Daha önceki gün terör en tepelere kadar uzanma pervasızlığı göstererek ana muhalefet liderine suikast yapmaya kalkıştı.
Dün Cizre’den yine acı haber aldık, şehit polislerimize ağlıyoruz.
İktidar ise bütün bunlara karşı “tek bir yetkiliyi bile değiştirmeden” sanki çok başarılıymış gibi “başaramayacaklar” mesajları veriyor.
Bir hükümet yetkilisi de çıkmış “Bütün bunlar Türkiye’de hükümetin aciz olduğunu göstermek için yapılıyor” diyebiliyor.

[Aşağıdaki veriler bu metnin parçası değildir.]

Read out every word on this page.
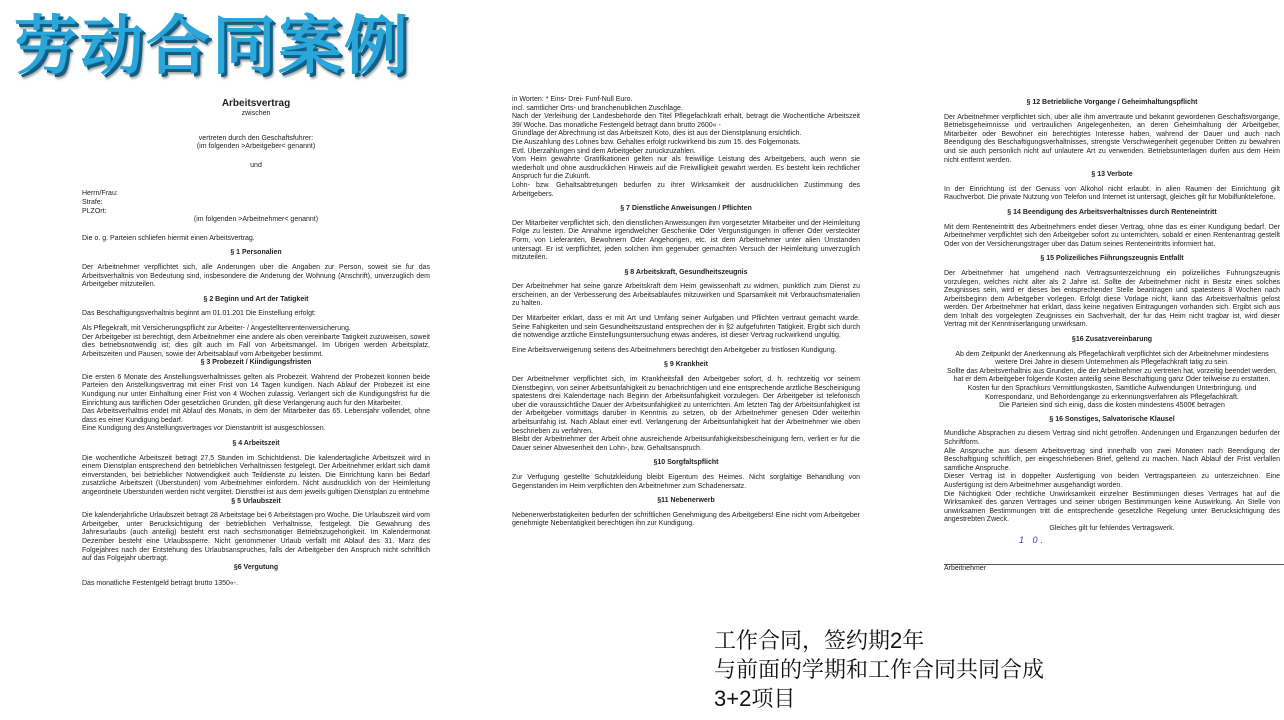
劳动合同案例
Arbeitsvertrag
zwischen
vertreten durch den Geschaftsfuhrer:
(im folgenden >Arbeitgeber< genannt)
und
Herrn/Frau:
Strafe:
PLZOrt:
(im folgenden >Arbeitnehmer< genannt)

Die o. g. Parteien schliefen hiermit einen Arbeitsvertrag.

§ 1 Personalien

Der Arbeitnehmer verpflichtet sich, alle Anderungen uber die Angaben zur Person, soweit sie fur das Arbeitsverhaltnis von Bedeutung sind, insbesondere die Anderung der Wohnung (Anschrift), unverzuglich dem Arbeitgeber mitzuteilen.

§ 2 Beginn und Art der Tatigkeit

Das Beschaftigungsverhaltnis beginnt am 01.01.201 Die Einstellung erfolgt:

Als Pflegekraft, mit Versicherungspflicht zur Arbeiter- / Angestelltenrentenversicherung.

Der Arbeitgeber ist berechtigt, dem Arbeitnehmer eine andere als oben vereinbarte Tatigkeit zuzuweisen, soweit dies betriebsnotwendig ist; dies gilt auch im Fall von Arbeitsmangel. Im Ubrigen werden Arbeitsplatz, Arbeitszeiten und Pausen, sowie der Arbeitsablauf vom Arbeitgeber bestimmt.

§ 3 Probezeit / Kiindigungsfristen

Die ersten 6 Monate des Anstellungsverhaltnisses gelten als Probezeit. Wahrend der Probezeit konnen beide Parteien den Anstellungsvertrag mit einer Frist von 14 Tagen kundigen. Nach Ablauf der Probezeit ist eine Kundigung nur unter Einhaltung einer Frist von 4 Wochen zulassig. Verlangert sich die Kundigungsfrist fur die Einrichtung aus tariflichen Oder gesetzlichen Grunden, gilt diese Verlangerung auch fur den Mitarbeiter.

Das Arbeitsverhaltnis endet mit Ablauf des Monats, in dem der Mitarbeiter das 65. Lebensjahr vollendet, ohne dass es einer Kundigung bedarf.

Eine Kundigung des Anstellungsvertrages vor Dienstantritt ist ausgeschlossen.

§ 4 Arbeitszeit

Die wochentliche Arbeitszeit betragt 27,5 Stunden im Schichtdienst. Die kalendertagliche Arbeitszeit wird in einem Dienstplan entsprechend den betrieblichen Verhaltnissen festgelegt. Der Arbeitnehmer erklart sich damit einverstanden, bei betrieblicher Notwendigkeit auch Teildienste zu leisten. Die Einrichtung kann bei Bedarf zusatzliche Arbeitszeit (Uberstunden) vom Arbeitnehmer einfordern. Nicht ausdrucklich von der Heimleitung angeordnete Uberstunden werden nicht vergiitet. Dienstfrei ist aus dem jeweils gultigen Dienstplan zu entnehme

§ 5 Urlaubszeit

Die kalenderjahrliche Urlaubszeit betragt 28 Arbeitstage bei 6 Arbeitstagen pro Woche. Die Urlaubszeit wird vom Arbeitgeber, unter Berucksichtigung der betrieblichen Verhaltnisse, festgelegt. Die Gewahrung des Jahresurlaubs (auch anteilig) besteht erst nach sechsmonatiger Betriebszugehorigkeit. Im Kalendermonat Dezember besteht eine Urlaubssperre. Nicht genommener Urlaub verfallt mit Ablauf des 31. Marz des Folgejahres nach der Entstehung des Urlaubsanspruches, falls der Arbeitgeber den Anspruch nicht schriftlich auf das Folgejahr ubertragt.

§6 Vergutung

Das monatliche Festentgeld betragt brutto 1350«-.

in Worten: * Eins- Drei- Funf-Null Euro.
incl. samtlicher Orts- und branchenublichen Zuschlage.

Nach der Verleihung der Landesbehorde den Titel Pflegefachkraft erhalt, betragt die Wochentliche Arbeitszeit 39/ Woche. Das monatliche Festengeld betragt dann brutto 2600« -

Grundlage der Abrechnung ist das Arbeitszeit Koto, dies ist aus der Dienstplanung ersichtlich.
Die Auszahlung des Lohnes bzw. Gehaltes erfolgt ruckwirkend bis zum 15. des Folgemonats.
Evtl. Uberzahlungen sind dem Arbeitgeber zuruckzuzahlen.

Vom Heim gewahrte Gratifikationen gelten nur als freiwillige Leistung des Arbeitgebers, auch wenn sie wiederholt und ohne ausdrucklichen Hinweis auf die Freiwilligkeit gewahrt werden. Es besteht kein rechtlicher Anspruch fur die Zukunft.

Lohn- bzw. Gehaltsabtretungen bedurfen zu ihrer Wirksamkeit der ausdrucklichen Zustimmung des Arbeitgebers.

§ 7 Dienstliche Anweisungen / Pflichten

Der Mitarbeiter verpflichtet sich, den dienstlichen Anweisungen ihm vorgesetzter Mitarbeiter und der Heimleitung Folge zu leisten. Die Annahme irgendwelcher Geschenke Oder Vergunstigungen in offener Oder versteckter Form, von Lieferanten, Bewohnern Oder Angehorigen, etc. ist dem Arbeitnehmer unter alien Umstanden untersagt. Er ist verpflichtet, jeden solchen ihm gegenuber gemachten Versuch der Heimleitung unverzuglich mitzuteilen.

§ 8 Arbeitskraft, Gesundheitszeugnis

Der Arbeitnehmer hat seine ganze Arbeitskraft dem Heim gewissenhaft zu widmen, punktlich zum Dienst zu erscheinen, an der Verbesserung des Arbeitsablaufes mitzuwirken und Sparsamkeit mit Verbrauchsmaterialien zu halten.

Der Mitarbeiter erklart, dass er mit Art und Umfang seiner Aufgaben und Pflichten vertraut gemacht wurde. Seine Fahigkeiten und sein Gesundheitszustand entsprechen der in §2 aufgefuhrten Tatigkeit. Ergibt sich durch die notwendige arztliche Einstellungsuntersuchung etwas anderes, ist dieser Vertrag ruckwirkend ungultig.

Eine Arbeitsverweigerung seitens des Arbeitnehmers berechtigt den Arbeitgeber zu fristlosen Kundigung.

§ 9 Krankheit

Der Arbeitnehmer verpflichtet sich, im Krankheitsfall den Arbeitgeber sofort, d. h. rechtzeitig vor seinem Dienstbeginn, von seiner Arbeitsunfahigkeit zu benachrichtigen und eine entsprechende arztliche Bescheinigung spatestens drei Kalendertage nach Beginn der Arbeitsunfahigkeit vorzulegen. Der Arbeitgeber ist telefonisch uber die voraussichtliche Dauer der Arbeitsunfahigkeit zu unterrichten. Am letzten Tag der Arbeitsunfahigkeit ist der Arbeitgeber vormittags daruber in Kenntnis zu setzen, ob der Arbeitnehmer genesen Oder weiterhin arbeitsunfahig ist. Nach Ablaut einer evtl. Verlangerung der Arbeitsunfahigkeit hat der Arbeitnehmer wie oben beschrieben zu verfahren.

Bleibt der Arbeitnehmer der Arbeit ohne ausreichende Arbeitsunfahigkeitsbescheinigung fern, verliert er fur die Dauer seiner Abwesenheit den Lohn-, bzw. Gehaltsanspruch.

§10 Sorgfaltspflicht

Zur Verfugung gestellte Schutzkleidung bleibt Eigentum des Heimes. Nicht sorgfaltige Behandlung von Gegenstanden im Heim verpflichten den Arbeitnehmer zum Schadenersatz.

§11 Nebenerwerb

Nebenerwerbstatigkeiten bedurfen der schriftlichen Genehmigung des Arbeitgebers! Eine nicht vom Arbeitgeber genehmigte Nebentatigkeit berechtigen ihn zur Kundigung.

§ 12 Betriebliche Vorgange / Geheimhaltungspflicht

Der Arbeitnehmer verpflichtet sich, uber alle ihm anvertraute und bekannt gewordenen Geschaftsvorgange, Betriebsgeheimnisse und vertraulichen Angelegenheiten, an deren Geheimhaltung der Arbeitgeber, Mitarbeiter oder Bewohner ein berechtigtes Interesse haben, wahrend der Dauer und auch nach Beendigung des Beschaftigungsverhaltnisses, strengste Verschwiegenheit gegenuber Dritten zu bewahren und sie auch personlich nicht auf unlautere Art zu verwenden. Betriebsunterlagen durfen aus dem Heim nicht entfernt werden.

§ 13 Verbote

In der Einrichtung ist der Genuss von Alkohol nicht erlaubt. in alien Raumen der Einrichtung gilt Rauchverbot. Die private Nutzung von Telefon und Internet ist untersagt, gleiches gilt fur Mobilfunktelefone.

§ 14 Beendigung des Arbeitsverhaltnisses durch Renteneintritt

Mit dem Renteneintritt des Arbeitnehmers endet dieser Vertrag, ohne das es einer Kundigung bedarf. Der Arbeitnehmer verpflichtet sich den Arbeitgeber sofort zu unterrichten, sobald er einen Rentenantrag gestellt Oder von der Versicherungstrager uber das Datum seines Renteneintritts informiert hat.

§ 15 Polizeiliches Fiihrungszeugnis Entfallt

Der Arbeitnehmer hat umgehend nach Vertragsunterzeichnung ein polizeiliches Fuhrungszeugnis vorzulegen, welches nicht alter als 2 Jahre ist. Sollte der Arbeitnehmer nicht in Besitz eines solches Zeugnisses sein, wird er dieses bei entsprechender Stelle beantragen und spatestens 8 Wochen nach Arbeitsbeginn dem Arbeitgeber vorlegen. Erfolgt diese Vorlage nicht, kann das Arbeitsverhaltnis gelost werden. Der Arbeitnehmer hat erklart, dass keine negativen Eintragungen vorhanden sich. Ergibt sich aus dem Inhalt des vorgelegten Zeugnisses ein Sachverhalt, der fur das Heim nicht tragbar ist, wird dieser Vertrag mit der Kenntniserlangung unwirksam.

§16 Zusatzvereinbarung
Ab dem Zeitpunkt der Anerkennung als Pflegefachkraft verpflichtet sich der Arbeitnehmer mindestens weitere Drei Jahre in diesem Unternehmen als Pflegefachkraft tatig zu sein.
Sollte das Arbeitsverhaltnis aus Grunden, die der Arbeitnehmer zu vertreten hat, vorzeitig beendet werden, hat er dem Arbeitgeber folgende Kosten anteilig seine Beschaftigung ganz Oder teilweise zu erstatten.
Kosten fur den Sprachkurs Vermittlungskosten, Samtliche Aufwendungen Unterbringung. und Korrespondanz, und Behordengange zu erkennungsverfahren als Pflegefachkraft.
Die Parteien sind sich einig, dass die kosten mindestens 4500€ betragen
§ 16 Sonstiges, Salvatorische Klausel

Mundliche Absprachen zu diesem Vertrag sind nicht getroffen. Anderungen und Erganzungen bedurfen der Schriftform.

Alle Anspruche aus diesem Arbeitsvertrag sind innerhalb von zwei Monaten nach Beendigung der Beschaftigung schriftlich, per eingeschriebenen Brief, geltend zu machen. Nach Ablauf der Frist verfallen samtliche Anspruche.

Dieser Vertrag ist in doppelter Ausfertigung von beiden Vertragsparteien zu unterzeichnen. Eine Ausfertigung ist dem Arbeitnehmer ausgehandigt worden.

Die Nichtigkeit Oder rechtliche Unwirksamkeit einzelner Bestimmungen dieses Vertrages hat auf die Wirksamkeit des ganzen Vertrages und seiner ubrigen Bestimmungen keine Auswirkung. An Stelle von unwirksamen Bestimmungen tritt die entsprechende gesetzliche Regelung unter Berucksichtigung des angestrebten Zweck.

Gleiches gilt fur fehlendes Vertragswerk.
1 0.
Arbeitnehmer
工作合同，签约期2年
与前面的学期和工作合同共同合成
3+2项目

Şunu anlamıyorlar; elbette terör örgütleri hükümeti aciz göstermek isteyecekler, ama siz bunlara karşı hiçbir şey yapamadığınız için zaten aciz durumda değil misiniz?
Ama hükümet ne olursa olsun “Biz başarılıyız, teröristler kötü” propagandasını sürdürüyor.
Bu arada hem çok dikkatimi çok çekiyor hem de canımı çok sıkıyor; her olaydan sonra özellikle Twitter üzerinden “Başımız sağ olsun, Allah’tan rahmet diliyorum” mesajları geliyor.
Belli ki “kınamadı” baskısı altında kalmak istemeyen herkes bir kınama mesajı yazıp atıyor.
Bu aynı zamanda sosyal medyada “aklı başında, vatanını seven” gibi görünme merakından da kaynaklanıyor.
Hiçbirini ciddiye almıyorum, çünkü 140 vuruşluk bir sistemde üzüntü belirtmenin hiçbir anlamı yok.